There are four ways to invest in gold in India. Gold can be purchased in physical form in the form of jewellery or coins from a jewellery shop. However, quality, safety and high cost are always a concern in buying gold jewellery. At the same time, the second method is of paper gold. Gold mutual funds or ETFs are purchased in it. through this, gold can be bought and sell in the stock format in paper format. Apart from this, you can also buy digital gold from the e-payment platform. Apart from these, the government has now given people the option of buying Sovereign Gold Bonds in exchange for buying physical gold. Let me tell you that when you sell gold, you have to pay income tax on it, but at what rate the tax rate will be charged from you, it depends on how you bought the gold.

 

Gold tax on jewellery and coins: Most people buy gold only in the form of gold jewellery and coins. The tax on selling it depends on how long the investor has held the gold jewellery. Some people invest in it for the long term and some people for the short term. If gold is kept for a period of fewer than three years, it will attract short term capital gains tax. Short-term capital gains are added to the income of the investor and the person has to pay income tax according to the tax slab. At the same time, if the gold is kept with you for more than three years or long term, then on selling it on the basis of long term capital gains, the tax will have to be paid by the investor. It has to pay tax at a rate of 20%. Gold mutual funds or ETFs are a very economical way to buy gold. However, selling ETF units is income taxed like physical gold.

 

Tax on Digital Gold: Investing in digital gold is a new way of buying gold. E-payment platforms such as Paytm, Google pay amazon, mobile wallet and brokerage companies from many banks have started selling digital gold through their app by entering into an agreement with SafeGold.
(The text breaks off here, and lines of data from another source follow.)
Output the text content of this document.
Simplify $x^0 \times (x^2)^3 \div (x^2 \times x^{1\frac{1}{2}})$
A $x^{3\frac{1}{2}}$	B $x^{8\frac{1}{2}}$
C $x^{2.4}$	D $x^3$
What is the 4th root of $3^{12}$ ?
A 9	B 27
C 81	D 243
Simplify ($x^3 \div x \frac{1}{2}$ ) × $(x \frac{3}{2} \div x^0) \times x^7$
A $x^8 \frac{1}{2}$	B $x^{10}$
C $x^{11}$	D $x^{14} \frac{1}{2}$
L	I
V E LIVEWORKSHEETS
On the sale of digital gold, the investor has to pay income tax just like physical gold and gold mutual funds or ETFs.

 

Tax on Sovereign Gold Bonds: In order to encourage people to buy gold bonds in exchange for buying physical gold ie gold jewellery and coins, the central government has given people the option to buy sovereign gold bonds. Sovereign Gold Bonds are issued by Rabi on the direction of the government. Its maturity period is 8 years. After the maturity of this Sovereign Gold Bonds, the government does not charge any tax on the profit. Apart from this, the government also pays interest at 2.5% every year on Sovereign Gold Bonds. But income tax is levied on this interest. At the same time, if you sell a gold bond before the maturity period, then you have to pay income tax on it just like physical gold.